Pensions in Bankruptcy

Bankruptcy Attorney

If you are preparing to file for bankruptcy and also receive a pension, you are probable wondering if your pension will be exempt from being tapped into during a Chapter 7 bankruptcy liquidation. The answer depends widely on what state that you live in and what type of pension that you have. The positive news is that there are many types of pensions that are exempt under Federal bankruptcy law, regardless of what state that you live in. Some pension plans are partially exempt and some not exempt at all. In other words, if you have any of the following pension accounts, the bankruptcy will not go after them:

  • Educational IRA
  • Tax Deferred Annuity Plans
  • Retirement Plans Established and Maintained by Tax-Exempt Organization
  • ERISA qualified Pension and Retirement Plans
  • Government Retirement Plans
  • Deferred Compensation Plans

Again, the bankruptcy trustee cannot go after the income from these plans per bankruptcy law no matter what state you live in.
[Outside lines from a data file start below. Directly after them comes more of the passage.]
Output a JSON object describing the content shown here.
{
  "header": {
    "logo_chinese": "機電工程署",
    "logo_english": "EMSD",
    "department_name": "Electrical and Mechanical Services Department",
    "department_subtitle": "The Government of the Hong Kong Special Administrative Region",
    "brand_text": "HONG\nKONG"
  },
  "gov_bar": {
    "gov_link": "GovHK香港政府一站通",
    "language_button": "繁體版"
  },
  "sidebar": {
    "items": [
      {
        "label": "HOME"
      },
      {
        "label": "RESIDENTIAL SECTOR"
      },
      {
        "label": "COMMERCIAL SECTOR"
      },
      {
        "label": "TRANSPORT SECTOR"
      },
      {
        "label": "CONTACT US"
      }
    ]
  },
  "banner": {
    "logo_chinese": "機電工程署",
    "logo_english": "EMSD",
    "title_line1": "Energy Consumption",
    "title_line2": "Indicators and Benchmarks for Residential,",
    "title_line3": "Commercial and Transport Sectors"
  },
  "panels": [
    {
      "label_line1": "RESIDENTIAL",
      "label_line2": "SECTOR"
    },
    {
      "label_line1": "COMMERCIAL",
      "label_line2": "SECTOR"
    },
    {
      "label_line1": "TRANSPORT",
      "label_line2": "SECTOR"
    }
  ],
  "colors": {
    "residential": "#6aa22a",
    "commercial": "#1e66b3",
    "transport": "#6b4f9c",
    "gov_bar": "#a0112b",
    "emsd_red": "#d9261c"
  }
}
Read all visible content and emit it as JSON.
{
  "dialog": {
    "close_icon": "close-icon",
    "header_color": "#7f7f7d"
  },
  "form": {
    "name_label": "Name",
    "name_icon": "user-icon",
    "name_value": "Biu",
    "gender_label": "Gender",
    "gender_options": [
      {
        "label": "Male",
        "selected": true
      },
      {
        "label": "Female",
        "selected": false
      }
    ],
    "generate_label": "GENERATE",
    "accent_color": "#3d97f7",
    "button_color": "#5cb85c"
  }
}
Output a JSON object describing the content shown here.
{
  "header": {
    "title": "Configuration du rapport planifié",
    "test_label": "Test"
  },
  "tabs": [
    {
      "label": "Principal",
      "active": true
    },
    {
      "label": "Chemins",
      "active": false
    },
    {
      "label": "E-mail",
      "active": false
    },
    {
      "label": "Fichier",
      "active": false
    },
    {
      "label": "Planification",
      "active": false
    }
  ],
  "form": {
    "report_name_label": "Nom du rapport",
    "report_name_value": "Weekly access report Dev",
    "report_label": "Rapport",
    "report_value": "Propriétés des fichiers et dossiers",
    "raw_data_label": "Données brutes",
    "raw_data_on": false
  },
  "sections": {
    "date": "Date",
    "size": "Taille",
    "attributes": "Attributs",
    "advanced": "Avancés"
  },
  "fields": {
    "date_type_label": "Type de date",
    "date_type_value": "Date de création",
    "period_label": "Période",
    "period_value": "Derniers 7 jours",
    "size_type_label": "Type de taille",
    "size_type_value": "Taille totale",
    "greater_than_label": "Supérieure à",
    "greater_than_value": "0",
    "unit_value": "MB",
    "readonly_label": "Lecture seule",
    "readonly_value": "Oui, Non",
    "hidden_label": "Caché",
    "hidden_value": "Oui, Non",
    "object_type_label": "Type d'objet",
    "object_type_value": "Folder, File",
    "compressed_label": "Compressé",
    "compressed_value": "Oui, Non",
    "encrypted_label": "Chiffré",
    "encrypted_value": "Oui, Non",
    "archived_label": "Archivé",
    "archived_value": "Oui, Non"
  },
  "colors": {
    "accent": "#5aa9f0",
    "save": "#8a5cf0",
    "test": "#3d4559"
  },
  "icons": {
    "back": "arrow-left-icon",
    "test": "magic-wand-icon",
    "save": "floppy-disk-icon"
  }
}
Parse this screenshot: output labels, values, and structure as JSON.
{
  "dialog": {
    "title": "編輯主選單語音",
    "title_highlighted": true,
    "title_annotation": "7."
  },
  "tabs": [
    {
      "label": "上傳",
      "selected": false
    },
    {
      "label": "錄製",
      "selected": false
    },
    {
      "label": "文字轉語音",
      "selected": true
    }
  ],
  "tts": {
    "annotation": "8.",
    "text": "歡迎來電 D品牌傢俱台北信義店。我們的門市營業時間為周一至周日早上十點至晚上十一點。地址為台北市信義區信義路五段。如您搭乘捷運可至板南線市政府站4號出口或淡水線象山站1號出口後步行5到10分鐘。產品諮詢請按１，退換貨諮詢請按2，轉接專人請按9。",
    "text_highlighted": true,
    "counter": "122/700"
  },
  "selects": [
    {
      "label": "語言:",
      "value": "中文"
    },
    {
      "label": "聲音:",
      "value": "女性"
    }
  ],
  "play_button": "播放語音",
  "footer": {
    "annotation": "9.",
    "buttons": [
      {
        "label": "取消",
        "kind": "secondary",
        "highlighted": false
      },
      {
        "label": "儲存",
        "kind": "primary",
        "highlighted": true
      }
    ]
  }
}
On the alternative side, there are several categories of pensions that are not exempt and the bankruptcy court can use money from these accounts to satisfy your creditors:

  • Employee Stock Purchase Plans (ESPPs)
  • Inherited IRA plans
  • Plans That Are Improperly Funded or Don’t Comply with Tax Code
  • Plans Rolled-Over into a New Fund that Doesn’t Comply with Tax Code

There are few areas that can still protect these types of plans however, including a wildcard exemption. If you are planning to file bankruptcy and still wondering if your pension might be affected, please consult a Dayton OH bankruptcy attorney who can look at your situation and help you pay off your debt while not losing your pension money. There are many tactics that a bankruptcy attorney can use in your favor to exempt all or part of your nonexempt pension money.